Del consejo editorial

La fobia al déficit, en la Constitución

JORGE CALERO

Catedrático de Economía Aplicada

Hace unos días el Partido Popular propuso incorporar limitaciones al déficit público en la Constitución. No se trata en modo alguno de una idea novedosa: ya en la década de los setenta, James M. Buchanan proponía, para Estados Unidos, la introducción de una enmienda constitucional en ese mismo sentido. La Ley de Estabilidad Presupuestaria, aprobada en 2001, fue el intento más cercano a una reforma constitucional realizado por el Partido Popular. Tenía como antecedente las limitaciones establecidas en el proceso de convergencia hacia la Unión Económica y Monetaria europea, que impedían que el déficit público excediera el 3% del PIB. Existen, por otra parte, ejemplos recientes de limitaciones constitucionales al déficit. En 2009 se introdujo una reforma constitucional en Alemania para limitar, a partir de 2016, el déficit público a un 0,35% del PIB (salvo casos de catástrofe natural o recesión).
La idea de "déficit cero" es uno de los santos griales del liberalismo económico y responde a una aversión, en buena medida ideológica, a las políticas keynesianas. Su repesca en estos momentos es fruto de un oportunismo poco disimulable.

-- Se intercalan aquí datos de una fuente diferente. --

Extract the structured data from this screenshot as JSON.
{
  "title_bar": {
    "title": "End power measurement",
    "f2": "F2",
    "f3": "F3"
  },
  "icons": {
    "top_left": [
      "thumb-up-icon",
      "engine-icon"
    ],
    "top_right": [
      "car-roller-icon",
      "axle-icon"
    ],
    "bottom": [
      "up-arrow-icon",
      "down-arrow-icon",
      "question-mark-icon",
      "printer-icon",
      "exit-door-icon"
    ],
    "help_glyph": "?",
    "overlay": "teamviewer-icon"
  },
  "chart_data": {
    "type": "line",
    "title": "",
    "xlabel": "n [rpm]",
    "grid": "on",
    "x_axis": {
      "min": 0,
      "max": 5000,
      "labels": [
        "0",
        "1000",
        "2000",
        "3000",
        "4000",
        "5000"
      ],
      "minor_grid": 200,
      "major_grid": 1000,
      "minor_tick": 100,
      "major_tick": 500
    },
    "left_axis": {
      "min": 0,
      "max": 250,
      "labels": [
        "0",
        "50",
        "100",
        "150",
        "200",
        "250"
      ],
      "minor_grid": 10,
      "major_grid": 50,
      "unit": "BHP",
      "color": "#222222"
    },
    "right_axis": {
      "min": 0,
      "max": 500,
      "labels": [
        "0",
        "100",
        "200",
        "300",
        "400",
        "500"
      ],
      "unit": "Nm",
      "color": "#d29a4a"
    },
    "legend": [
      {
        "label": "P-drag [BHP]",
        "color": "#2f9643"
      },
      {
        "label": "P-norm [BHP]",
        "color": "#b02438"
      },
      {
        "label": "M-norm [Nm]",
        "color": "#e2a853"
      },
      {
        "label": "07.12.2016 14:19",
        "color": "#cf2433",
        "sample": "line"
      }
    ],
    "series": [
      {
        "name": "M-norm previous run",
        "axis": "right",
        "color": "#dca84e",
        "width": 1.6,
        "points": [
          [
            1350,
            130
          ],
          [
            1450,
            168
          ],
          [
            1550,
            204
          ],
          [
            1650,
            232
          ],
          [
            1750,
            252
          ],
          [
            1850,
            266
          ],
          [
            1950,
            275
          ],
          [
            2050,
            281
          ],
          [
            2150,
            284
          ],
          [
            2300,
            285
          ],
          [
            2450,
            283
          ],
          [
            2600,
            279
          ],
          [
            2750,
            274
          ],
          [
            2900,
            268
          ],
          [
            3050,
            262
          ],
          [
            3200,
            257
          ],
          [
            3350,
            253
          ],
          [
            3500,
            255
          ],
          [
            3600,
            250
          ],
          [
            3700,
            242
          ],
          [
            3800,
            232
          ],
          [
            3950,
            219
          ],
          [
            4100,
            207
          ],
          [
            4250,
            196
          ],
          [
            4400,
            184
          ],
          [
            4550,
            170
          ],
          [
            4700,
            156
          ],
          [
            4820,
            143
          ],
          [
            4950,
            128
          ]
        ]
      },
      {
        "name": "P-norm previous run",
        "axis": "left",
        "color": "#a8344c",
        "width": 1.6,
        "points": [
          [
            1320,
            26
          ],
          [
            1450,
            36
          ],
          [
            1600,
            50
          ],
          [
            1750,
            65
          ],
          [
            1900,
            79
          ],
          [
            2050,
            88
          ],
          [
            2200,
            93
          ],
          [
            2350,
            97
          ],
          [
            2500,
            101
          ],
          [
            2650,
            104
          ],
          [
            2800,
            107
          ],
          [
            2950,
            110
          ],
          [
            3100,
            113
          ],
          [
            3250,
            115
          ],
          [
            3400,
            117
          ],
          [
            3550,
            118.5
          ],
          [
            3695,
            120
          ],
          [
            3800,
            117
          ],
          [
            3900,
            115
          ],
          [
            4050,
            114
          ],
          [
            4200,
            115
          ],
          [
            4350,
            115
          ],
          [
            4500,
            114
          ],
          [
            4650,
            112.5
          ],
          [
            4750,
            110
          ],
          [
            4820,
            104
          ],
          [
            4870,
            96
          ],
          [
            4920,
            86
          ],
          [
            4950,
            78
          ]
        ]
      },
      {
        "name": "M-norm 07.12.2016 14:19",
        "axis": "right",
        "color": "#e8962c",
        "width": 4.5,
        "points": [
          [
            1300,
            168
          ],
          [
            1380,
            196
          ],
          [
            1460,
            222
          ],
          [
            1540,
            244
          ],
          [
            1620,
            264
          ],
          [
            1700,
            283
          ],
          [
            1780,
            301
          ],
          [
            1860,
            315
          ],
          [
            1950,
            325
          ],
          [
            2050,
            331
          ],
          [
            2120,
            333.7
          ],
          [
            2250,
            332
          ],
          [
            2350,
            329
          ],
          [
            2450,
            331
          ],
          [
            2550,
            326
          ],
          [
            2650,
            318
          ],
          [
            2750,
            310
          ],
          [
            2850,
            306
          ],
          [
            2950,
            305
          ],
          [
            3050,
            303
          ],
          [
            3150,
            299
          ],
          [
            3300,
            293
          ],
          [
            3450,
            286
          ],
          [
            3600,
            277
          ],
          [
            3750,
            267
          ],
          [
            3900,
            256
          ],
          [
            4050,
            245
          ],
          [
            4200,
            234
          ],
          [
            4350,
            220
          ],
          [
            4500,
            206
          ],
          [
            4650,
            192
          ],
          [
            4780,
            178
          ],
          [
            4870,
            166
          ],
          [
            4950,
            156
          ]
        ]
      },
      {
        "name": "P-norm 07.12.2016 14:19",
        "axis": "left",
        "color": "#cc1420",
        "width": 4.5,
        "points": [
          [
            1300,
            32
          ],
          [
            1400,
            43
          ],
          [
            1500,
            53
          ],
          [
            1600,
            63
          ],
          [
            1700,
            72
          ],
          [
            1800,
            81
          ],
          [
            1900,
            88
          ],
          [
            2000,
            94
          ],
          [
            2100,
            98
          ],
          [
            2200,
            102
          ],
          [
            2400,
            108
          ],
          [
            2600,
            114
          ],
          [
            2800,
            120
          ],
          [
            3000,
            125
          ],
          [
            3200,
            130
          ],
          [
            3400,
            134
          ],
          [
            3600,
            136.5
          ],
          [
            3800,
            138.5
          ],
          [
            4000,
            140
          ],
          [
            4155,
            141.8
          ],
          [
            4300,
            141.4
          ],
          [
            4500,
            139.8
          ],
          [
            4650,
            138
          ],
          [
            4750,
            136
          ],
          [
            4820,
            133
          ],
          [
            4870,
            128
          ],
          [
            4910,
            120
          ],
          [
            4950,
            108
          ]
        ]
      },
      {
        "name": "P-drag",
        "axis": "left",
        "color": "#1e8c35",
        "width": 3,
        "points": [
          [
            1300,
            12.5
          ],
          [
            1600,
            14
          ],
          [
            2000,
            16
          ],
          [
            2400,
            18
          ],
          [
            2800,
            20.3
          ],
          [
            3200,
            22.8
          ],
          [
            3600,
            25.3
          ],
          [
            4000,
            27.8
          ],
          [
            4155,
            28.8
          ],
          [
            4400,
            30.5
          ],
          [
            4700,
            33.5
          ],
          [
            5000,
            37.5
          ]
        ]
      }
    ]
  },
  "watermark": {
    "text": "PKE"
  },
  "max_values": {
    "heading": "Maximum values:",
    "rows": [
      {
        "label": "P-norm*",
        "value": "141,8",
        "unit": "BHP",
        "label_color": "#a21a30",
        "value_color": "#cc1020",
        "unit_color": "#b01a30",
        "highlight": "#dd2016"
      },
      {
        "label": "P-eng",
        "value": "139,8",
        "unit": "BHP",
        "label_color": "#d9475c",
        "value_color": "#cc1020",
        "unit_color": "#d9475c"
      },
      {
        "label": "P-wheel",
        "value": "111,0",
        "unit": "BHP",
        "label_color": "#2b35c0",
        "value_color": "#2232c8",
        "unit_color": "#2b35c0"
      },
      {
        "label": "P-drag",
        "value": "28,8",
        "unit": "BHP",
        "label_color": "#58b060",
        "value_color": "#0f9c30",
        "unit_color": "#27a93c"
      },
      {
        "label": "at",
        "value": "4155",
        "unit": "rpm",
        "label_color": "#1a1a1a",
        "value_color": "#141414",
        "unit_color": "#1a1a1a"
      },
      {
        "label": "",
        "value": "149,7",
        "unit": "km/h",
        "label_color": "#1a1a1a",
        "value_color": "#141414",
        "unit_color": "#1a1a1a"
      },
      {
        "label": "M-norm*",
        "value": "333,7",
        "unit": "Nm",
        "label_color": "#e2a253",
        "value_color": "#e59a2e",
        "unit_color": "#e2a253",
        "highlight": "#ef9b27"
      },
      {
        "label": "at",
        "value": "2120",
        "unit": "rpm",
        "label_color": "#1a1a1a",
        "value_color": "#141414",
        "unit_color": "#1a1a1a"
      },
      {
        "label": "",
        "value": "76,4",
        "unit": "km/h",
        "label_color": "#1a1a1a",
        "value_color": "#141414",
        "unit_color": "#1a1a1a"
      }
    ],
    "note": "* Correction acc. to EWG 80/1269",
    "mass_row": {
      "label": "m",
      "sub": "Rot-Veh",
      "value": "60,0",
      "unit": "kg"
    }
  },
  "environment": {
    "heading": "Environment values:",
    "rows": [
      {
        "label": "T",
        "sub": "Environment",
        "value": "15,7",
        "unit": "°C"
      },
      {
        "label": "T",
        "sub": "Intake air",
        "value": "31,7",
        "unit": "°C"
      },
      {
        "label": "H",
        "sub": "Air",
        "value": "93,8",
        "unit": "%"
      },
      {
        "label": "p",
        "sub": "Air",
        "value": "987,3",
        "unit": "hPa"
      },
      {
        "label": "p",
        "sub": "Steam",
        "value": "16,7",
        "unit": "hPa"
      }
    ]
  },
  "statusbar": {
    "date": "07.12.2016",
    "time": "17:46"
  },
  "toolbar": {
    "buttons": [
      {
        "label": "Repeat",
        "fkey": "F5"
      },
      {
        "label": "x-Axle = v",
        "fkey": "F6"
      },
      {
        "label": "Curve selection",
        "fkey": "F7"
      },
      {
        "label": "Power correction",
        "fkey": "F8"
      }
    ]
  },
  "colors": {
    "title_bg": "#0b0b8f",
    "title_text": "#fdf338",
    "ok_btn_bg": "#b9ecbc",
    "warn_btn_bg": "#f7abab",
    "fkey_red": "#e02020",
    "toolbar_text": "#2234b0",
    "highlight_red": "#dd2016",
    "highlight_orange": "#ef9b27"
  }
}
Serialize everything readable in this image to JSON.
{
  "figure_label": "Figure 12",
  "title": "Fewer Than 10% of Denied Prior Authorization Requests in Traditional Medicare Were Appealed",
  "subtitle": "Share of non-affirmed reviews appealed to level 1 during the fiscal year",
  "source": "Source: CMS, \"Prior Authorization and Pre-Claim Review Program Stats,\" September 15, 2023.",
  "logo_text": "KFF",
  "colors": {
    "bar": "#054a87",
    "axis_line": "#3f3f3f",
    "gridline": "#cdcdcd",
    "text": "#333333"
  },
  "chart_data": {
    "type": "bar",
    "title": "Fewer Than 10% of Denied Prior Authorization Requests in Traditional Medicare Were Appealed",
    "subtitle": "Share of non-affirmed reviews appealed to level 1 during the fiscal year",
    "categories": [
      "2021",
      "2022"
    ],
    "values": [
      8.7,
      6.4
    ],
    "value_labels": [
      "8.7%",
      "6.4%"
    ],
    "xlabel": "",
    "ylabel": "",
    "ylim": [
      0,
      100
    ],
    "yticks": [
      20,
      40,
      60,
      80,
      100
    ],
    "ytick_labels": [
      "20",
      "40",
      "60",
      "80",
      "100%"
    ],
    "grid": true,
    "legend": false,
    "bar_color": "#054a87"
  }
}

Las primeras respuestas a la crisis, característicamente keynesianas, han dejado paso a un giro en el que el sector público ha pasado a ser considerado más como parte del problema que como parte de la solución. Tal giro parece, muy evidentemente, injusto y poco acorde con la realidad, pero en todo caso está respaldado por una evolución de los mercados vinculados a la financiación de la deuda cuyos efectos sobre la autonomía de los gobiernos no han sabido atajarse a tiempo. Nos encontramos, finalmente, con la ideología anti-déficit de nuevo rampante.
Sin duda un déficit descontrolado, que provoque acumulaciones importantes de deuda, acaba encareciendo los tipos de interés y dificultando el acceso al crédito. Pero esos riesgos no justifican por sí solos la introducción de limitaciones estrictas que supongan la renuncia a un utilísimo instrumento de política económica durante las crisis (especialmente, cuando ya hemos renunciado a las posibilidades que proporcionaban las devaluaciones estratégicas). Parece juicioso no basar únicamente las esperanzas de recuperación en incrementos de productividad, que no se producen en el corto plazo y que, por cierto, requieren a menudo de aportaciones adicionales de recursos públicos.